Bologna a ogni modo ne fa un ritratto inesorabile e li spinge verso l’esito della competizione mostrando come in gioco non sia un premio letterario ma la vita stessa. L’Esordiente viene sottoposto a un travaglio mica da ridere. La Fidanzata, cui non è sfuggito il fatto che il ragazzo si sia montato la testa con l’uscita fortunata del primo libro, gli chiede una prova d’amore terribile anche per l’anima più candida del mondo: non vincere il Premio.
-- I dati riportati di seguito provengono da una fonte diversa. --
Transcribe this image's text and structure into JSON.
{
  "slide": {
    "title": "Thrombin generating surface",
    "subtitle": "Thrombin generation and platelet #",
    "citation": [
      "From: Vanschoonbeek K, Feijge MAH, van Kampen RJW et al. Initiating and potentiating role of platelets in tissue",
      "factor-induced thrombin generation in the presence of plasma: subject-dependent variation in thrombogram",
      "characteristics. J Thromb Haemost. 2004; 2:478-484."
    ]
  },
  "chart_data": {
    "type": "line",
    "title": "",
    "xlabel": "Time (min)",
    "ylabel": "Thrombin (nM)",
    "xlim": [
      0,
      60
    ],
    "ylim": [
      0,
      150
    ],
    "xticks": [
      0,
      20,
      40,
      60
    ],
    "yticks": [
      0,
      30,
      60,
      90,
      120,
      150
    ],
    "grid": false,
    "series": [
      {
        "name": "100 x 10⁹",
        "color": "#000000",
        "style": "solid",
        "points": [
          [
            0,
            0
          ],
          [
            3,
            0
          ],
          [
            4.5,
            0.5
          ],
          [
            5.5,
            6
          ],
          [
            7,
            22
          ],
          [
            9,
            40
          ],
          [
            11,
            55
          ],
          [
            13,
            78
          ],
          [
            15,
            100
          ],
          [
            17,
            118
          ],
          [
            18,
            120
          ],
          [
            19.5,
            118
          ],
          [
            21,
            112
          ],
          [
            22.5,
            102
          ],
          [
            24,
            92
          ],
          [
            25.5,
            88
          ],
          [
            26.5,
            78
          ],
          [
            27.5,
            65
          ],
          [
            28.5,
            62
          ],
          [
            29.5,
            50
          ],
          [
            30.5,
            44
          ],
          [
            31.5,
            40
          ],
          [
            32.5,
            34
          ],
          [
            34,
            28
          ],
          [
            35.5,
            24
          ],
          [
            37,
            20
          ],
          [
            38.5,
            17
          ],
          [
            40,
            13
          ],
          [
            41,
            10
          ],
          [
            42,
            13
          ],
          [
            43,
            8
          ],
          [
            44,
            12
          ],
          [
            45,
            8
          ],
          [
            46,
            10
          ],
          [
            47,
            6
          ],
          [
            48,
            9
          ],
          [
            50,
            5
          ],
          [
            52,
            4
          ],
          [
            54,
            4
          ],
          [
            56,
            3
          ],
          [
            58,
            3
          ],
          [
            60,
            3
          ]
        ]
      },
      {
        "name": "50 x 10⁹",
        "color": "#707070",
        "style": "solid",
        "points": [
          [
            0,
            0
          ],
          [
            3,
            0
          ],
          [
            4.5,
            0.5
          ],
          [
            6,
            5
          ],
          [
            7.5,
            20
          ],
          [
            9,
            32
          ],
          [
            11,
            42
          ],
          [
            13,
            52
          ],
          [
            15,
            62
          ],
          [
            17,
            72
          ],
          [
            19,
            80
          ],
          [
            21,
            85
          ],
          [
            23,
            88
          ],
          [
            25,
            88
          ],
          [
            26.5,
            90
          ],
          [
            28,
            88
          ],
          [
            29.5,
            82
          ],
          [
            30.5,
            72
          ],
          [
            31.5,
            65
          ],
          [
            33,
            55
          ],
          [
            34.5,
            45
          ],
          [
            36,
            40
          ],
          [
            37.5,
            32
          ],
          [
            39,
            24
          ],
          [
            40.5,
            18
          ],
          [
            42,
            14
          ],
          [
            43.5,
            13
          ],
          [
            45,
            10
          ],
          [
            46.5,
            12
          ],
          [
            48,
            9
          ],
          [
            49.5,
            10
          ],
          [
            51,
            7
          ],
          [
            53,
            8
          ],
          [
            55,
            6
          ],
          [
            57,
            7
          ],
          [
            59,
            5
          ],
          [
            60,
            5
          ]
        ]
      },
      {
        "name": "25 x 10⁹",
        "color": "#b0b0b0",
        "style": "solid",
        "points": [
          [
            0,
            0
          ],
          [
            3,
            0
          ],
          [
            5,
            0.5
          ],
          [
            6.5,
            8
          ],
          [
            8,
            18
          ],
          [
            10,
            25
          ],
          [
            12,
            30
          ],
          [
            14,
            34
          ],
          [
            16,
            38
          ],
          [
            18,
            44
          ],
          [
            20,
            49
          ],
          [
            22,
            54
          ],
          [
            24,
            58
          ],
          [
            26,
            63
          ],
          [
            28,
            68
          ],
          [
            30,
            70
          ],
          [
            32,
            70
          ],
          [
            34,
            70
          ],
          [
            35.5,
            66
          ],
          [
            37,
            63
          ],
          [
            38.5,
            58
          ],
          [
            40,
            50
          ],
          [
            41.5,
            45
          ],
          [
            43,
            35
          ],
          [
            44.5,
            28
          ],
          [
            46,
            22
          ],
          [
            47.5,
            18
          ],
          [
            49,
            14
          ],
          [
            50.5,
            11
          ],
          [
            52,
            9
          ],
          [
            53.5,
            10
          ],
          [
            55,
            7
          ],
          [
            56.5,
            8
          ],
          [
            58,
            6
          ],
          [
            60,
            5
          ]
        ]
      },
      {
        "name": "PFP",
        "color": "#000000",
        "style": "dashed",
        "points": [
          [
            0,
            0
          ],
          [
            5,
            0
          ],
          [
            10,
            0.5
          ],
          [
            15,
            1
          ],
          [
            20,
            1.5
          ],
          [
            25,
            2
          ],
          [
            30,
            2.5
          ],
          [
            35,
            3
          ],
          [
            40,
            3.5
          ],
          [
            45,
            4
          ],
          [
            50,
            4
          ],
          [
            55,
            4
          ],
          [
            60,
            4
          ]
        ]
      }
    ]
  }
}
E lo Scrittore – evidentemente “più scrittore degli altri” – lo è anche in virtù di una strategia esistenziale che ne condensa la vita su un unico obiettivo (scrivere bene direte? no, essere Lo Scrittore). Una strategia livida e determinatissima che prevede una mossa propedeutica e scrupolosa: allontanare il dolore. In qualsiasi modo si presenti, non deve far altro che tenerlo lontano (“la sofferenza è un’invenzione degli uomini”, pensa). Cosa che vorrebbe poter dire anche il Maestro, e non gli riesce tanto bene. Essere arrivati alla sua Età (anche questa parola bisognerebbe scriverla così, con la maiuscola: una faccenda di Irreversibilità) in quelle condizioni, pubblicando sempre e solo con un piccolo editore (laddove ci vorrebbe l’Editore), alle prese con un male odioso, non lo predispone alla serenità. Né lo aiuta essere perseguitato dalle multe – da un’indigenza socialmente riprovevole (come dite? non per uno scrittore? allora non avete capito niente, eppure leggete Torno Giovedì, mica Quattroruote). Il Maestro ha vissuto in fondo tutta la vita in un buio da sottosuolo: mai come oggi, se c’è una cosa da cui gli scrittori rifuggono sono i miasmi dei sotterranei.